Veröffentlicht: 29. November 2013

© 2013 Habersack et al.
Dieser Artikel ist ein Open Access-Artikel und steht unter den Creative Commons Lizenzbedingungen ( Er darf vervielfältigt, verbreitet und öffentlich zugänglich gemacht werden, vorausgesetzt dass Autor und Quelle genannt werden.



Background: The selection of students is increasingly becoming a (socio)political discussion point. Especially the selection process for medical college is criticized with regards to (un)fairness, discrimination of socially disadvantaged population groups, perpetuation of a gender gap or simply maintenance of a desired status quo [1], [2].

Methods: A systematic, critical literature search was carried out in EMBASE, Medline, Pascal, ERIC and PsyINFO. Limits were the last 10 years as well as the languages German or English.
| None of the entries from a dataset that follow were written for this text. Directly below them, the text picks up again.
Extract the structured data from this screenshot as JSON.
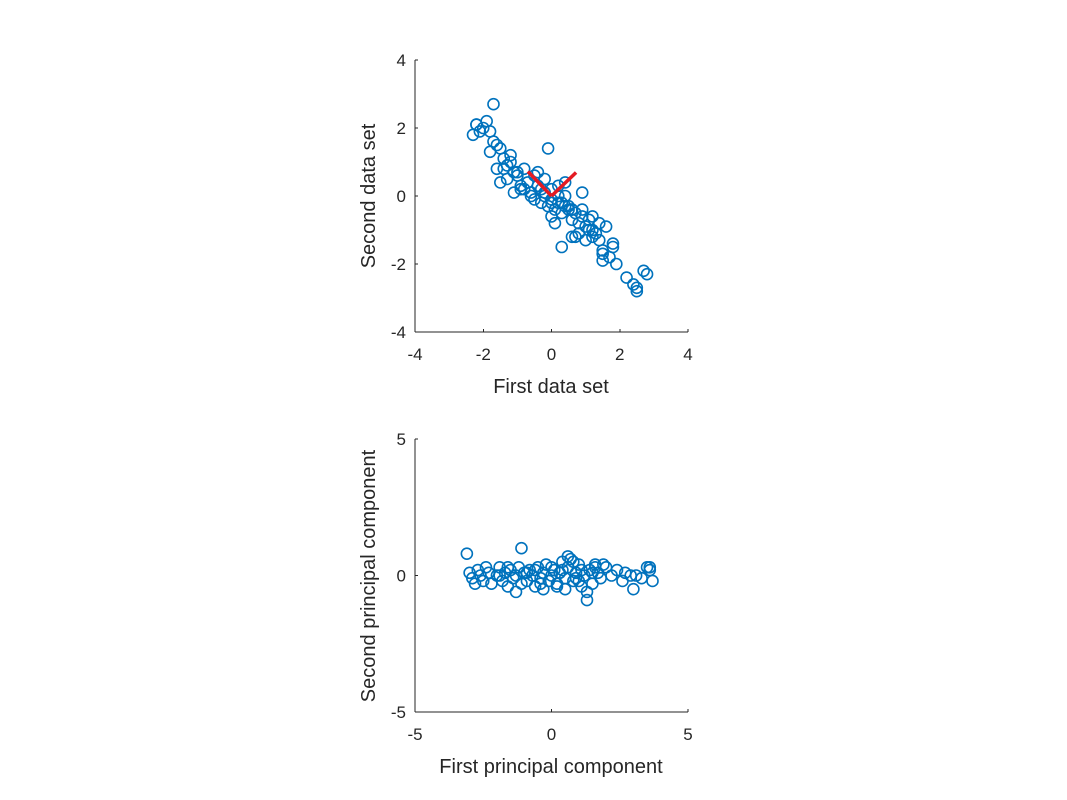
{
  "colors": {
    "marker": "#0072BD",
    "vector": "#E41B23",
    "axis": "#262626"
  },
  "chart_data": [
    {
      "type": "scatter",
      "title": "",
      "xlabel": "First data set",
      "ylabel": "Second data set",
      "xlim": [
        -4,
        4
      ],
      "ylim": [
        -4,
        4
      ],
      "xticks": [
        -4,
        -2,
        0,
        2,
        4
      ],
      "yticks": [
        -4,
        -2,
        0,
        2,
        4
      ],
      "xtick_labels": [
        "-4",
        "-2",
        "0",
        "2",
        "4"
      ],
      "ytick_labels": [
        "-4",
        "-2",
        "0",
        "2",
        "4"
      ],
      "grid": false,
      "marker": "open-circle",
      "lines": [
        {
          "name": "principal-axis-1",
          "x": [
            0,
            0.72
          ],
          "y": [
            0,
            0.69
          ]
        },
        {
          "name": "principal-axis-2",
          "x": [
            0,
            -0.69
          ],
          "y": [
            0,
            0.72
          ]
        }
      ],
      "series": [
        {
          "x": [
            -2.2,
            -2.0,
            -2.3,
            -1.9,
            -1.7,
            -2.1,
            -1.6,
            -1.8,
            -1.5,
            -1.4,
            -1.3,
            -1.6,
            -1.2,
            -1.1,
            -1.0,
            -1.5,
            -1.3,
            -0.9,
            -0.8,
            -1.1,
            -0.7,
            -0.6,
            -0.5,
            -0.9,
            -0.4,
            -0.3,
            -0.2,
            -0.6,
            -0.1,
            0.0,
            0.1,
            -0.3,
            0.2,
            0.3,
            0.4,
            0.0,
            0.5,
            0.6,
            0.7,
            0.3,
            0.8,
            0.9,
            1.0,
            0.6,
            1.1,
            1.2,
            1.3,
            0.9,
            1.4,
            1.5,
            1.6,
            1.2,
            1.7,
            1.8,
            1.9,
            1.5,
            2.2,
            2.5,
            2.8,
            2.4,
            -1.7,
            -0.1,
            0.4,
            0.9,
            -2.2,
            -1.8,
            -1.2,
            -0.8,
            -0.2,
            0.2,
            0.6,
            1.0,
            1.4,
            1.8,
            2.7,
            2.5,
            -0.4,
            0.0,
            0.3,
            0.7,
            1.1,
            1.5,
            -1.4,
            -1.0,
            0.1,
            0.5,
            0.8,
            1.2,
            -0.5,
            0.2,
            0.6,
            0.4,
            0.0,
            -0.2
          ],
          "y": [
            2.1,
            2.0,
            1.8,
            2.2,
            1.6,
            1.9,
            1.5,
            1.3,
            1.4,
            1.1,
            0.9,
            0.8,
            1.0,
            0.7,
            0.6,
            0.4,
            0.5,
            0.3,
            0.2,
            0.1,
            0.4,
            0.0,
            -0.1,
            0.2,
            0.3,
            -0.2,
            0.0,
            0.1,
            -0.3,
            -0.1,
            -0.4,
            0.2,
            -0.2,
            -0.5,
            -0.3,
            -0.6,
            -0.4,
            -0.7,
            -0.5,
            -0.2,
            -0.8,
            -0.6,
            -0.9,
            -1.2,
            -0.7,
            -1.0,
            -1.1,
            -0.4,
            -1.3,
            -1.6,
            -0.9,
            -1.2,
            -1.8,
            -1.5,
            -2.0,
            -1.7,
            -2.4,
            -2.8,
            -2.3,
            -2.6,
            2.7,
            1.4,
            0.4,
            0.1,
            2.1,
            1.9,
            1.2,
            0.8,
            0.5,
            0.0,
            -0.4,
            -1.3,
            -0.8,
            -1.4,
            -2.2,
            -2.7,
            0.7,
            -0.2,
            -1.5,
            -1.2,
            -1.0,
            -1.9,
            0.8,
            0.7,
            -0.8,
            -0.3,
            -1.1,
            -0.6,
            0.6,
            0.3,
            -0.4,
            0.0,
            0.2,
            0.1
          ]
        }
      ]
    },
    {
      "type": "scatter",
      "title": "",
      "xlabel": "First principal component",
      "ylabel": "Second principal component",
      "xlim": [
        -5,
        5
      ],
      "ylim": [
        -5,
        5
      ],
      "xticks": [
        -5,
        0,
        5
      ],
      "yticks": [
        -5,
        0,
        5
      ],
      "xtick_labels": [
        "-5",
        "0",
        "5"
      ],
      "ytick_labels": [
        "-5",
        "0",
        "5"
      ],
      "grid": false,
      "marker": "open-circle",
      "series": [
        {
          "x": [
            -3.1,
            -3.0,
            -2.9,
            -2.7,
            -2.6,
            -2.5,
            -2.3,
            -2.2,
            -2.0,
            -1.9,
            -1.8,
            -1.7,
            -1.6,
            -1.5,
            -1.4,
            -1.3,
            -1.2,
            -1.1,
            -1.0,
            -0.9,
            -0.8,
            -0.7,
            -0.6,
            -0.5,
            -0.4,
            -0.3,
            -0.2,
            -0.1,
            0.0,
            0.1,
            0.2,
            0.3,
            0.4,
            0.5,
            0.6,
            0.7,
            0.8,
            0.9,
            1.0,
            1.1,
            1.2,
            1.3,
            1.4,
            1.5,
            1.6,
            1.7,
            1.8,
            2.0,
            2.2,
            2.4,
            2.7,
            3.0,
            3.3,
            3.5,
            3.6,
            3.7,
            -1.1,
            0.6,
            1.3,
            -2.8,
            -1.6,
            -0.3,
            0.4,
            1.0,
            1.9,
            2.6,
            -2.4,
            -1.3,
            -0.6,
            0.2,
            0.8,
            1.5,
            3.1,
            -0.9,
            0.0,
            0.5,
            1.1,
            -1.9,
            -0.4,
            0.3,
            0.9,
            1.6,
            2.9,
            3.6
          ],
          "y": [
            0.8,
            0.1,
            -0.1,
            0.2,
            0.0,
            -0.2,
            0.1,
            -0.3,
            0.0,
            0.3,
            -0.2,
            0.1,
            -0.4,
            0.2,
            -0.1,
            0.0,
            0.3,
            -0.3,
            0.1,
            -0.2,
            0.2,
            0.0,
            -0.4,
            0.3,
            -0.1,
            0.1,
            0.4,
            -0.2,
            0.0,
            0.2,
            -0.3,
            0.1,
            0.5,
            -0.1,
            0.3,
            0.6,
            -0.2,
            0.1,
            0.4,
            -0.4,
            0.0,
            -0.9,
            0.2,
            -0.3,
            0.4,
            0.1,
            -0.1,
            0.3,
            0.0,
            0.2,
            0.1,
            -0.5,
            -0.1,
            0.3,
            0.2,
            -0.2,
            1.0,
            0.7,
            -0.6,
            -0.3,
            0.3,
            -0.5,
            0.2,
            -0.2,
            0.4,
            -0.2,
            0.3,
            -0.6,
            0.2,
            -0.4,
            0.5,
            0.1,
            0.0,
            0.1,
            0.3,
            -0.5,
            0.2,
            0.0,
            -0.3,
            0.1,
            -0.1,
            0.3,
            0.0,
            0.3
          ]
        }
      ]
    }
  ]
}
The review excludes studies that deal with drop-out and/or statistical correlations between Medical College Admission Test (MCAT) - scores and study success. Full texts were evaluated regarding methodological & theoretical rigor by means of the applicable quality checklist of the Alberta Heritage Foundation for Medical Research [3].
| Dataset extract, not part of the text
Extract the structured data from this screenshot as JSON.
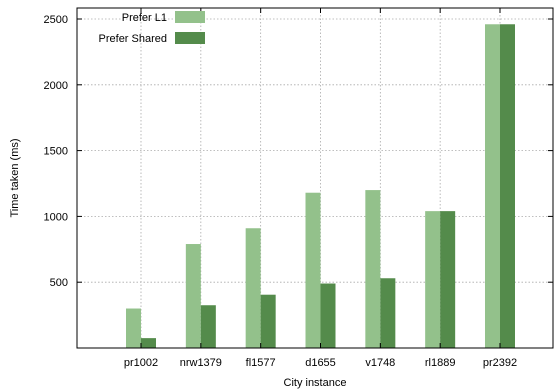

Results: 28 publications remained for further evaluation. Four additional articles were included from the reference lists. Two articles had to be excluded due to low quality (quality score <0.75). Ultimately, 15 publications met the inclusion criteria and were subjected to further analysis and evaluation. Two factors associated with MCAT-scores are discussed in the literature:

The MCAT´s do not – and that with regards to design, construction, weighting, construction of the items and statistical depiction of results – succeed in invalidating arguments of discrimination in the broader sense [4], [5].
(The second category, discussed in the literature, comprises factors that are linked to the socio-economic status, as for example inequality of opportunities depending on the allocating college or programs and actions that are (occasionally) performed to decrease “uneven distributions” at the university or college level.

Conclusions: In order to be able to invalidate the mentioned arguments against medical college admission tests, a systematical examination of the mentioned categories is needed.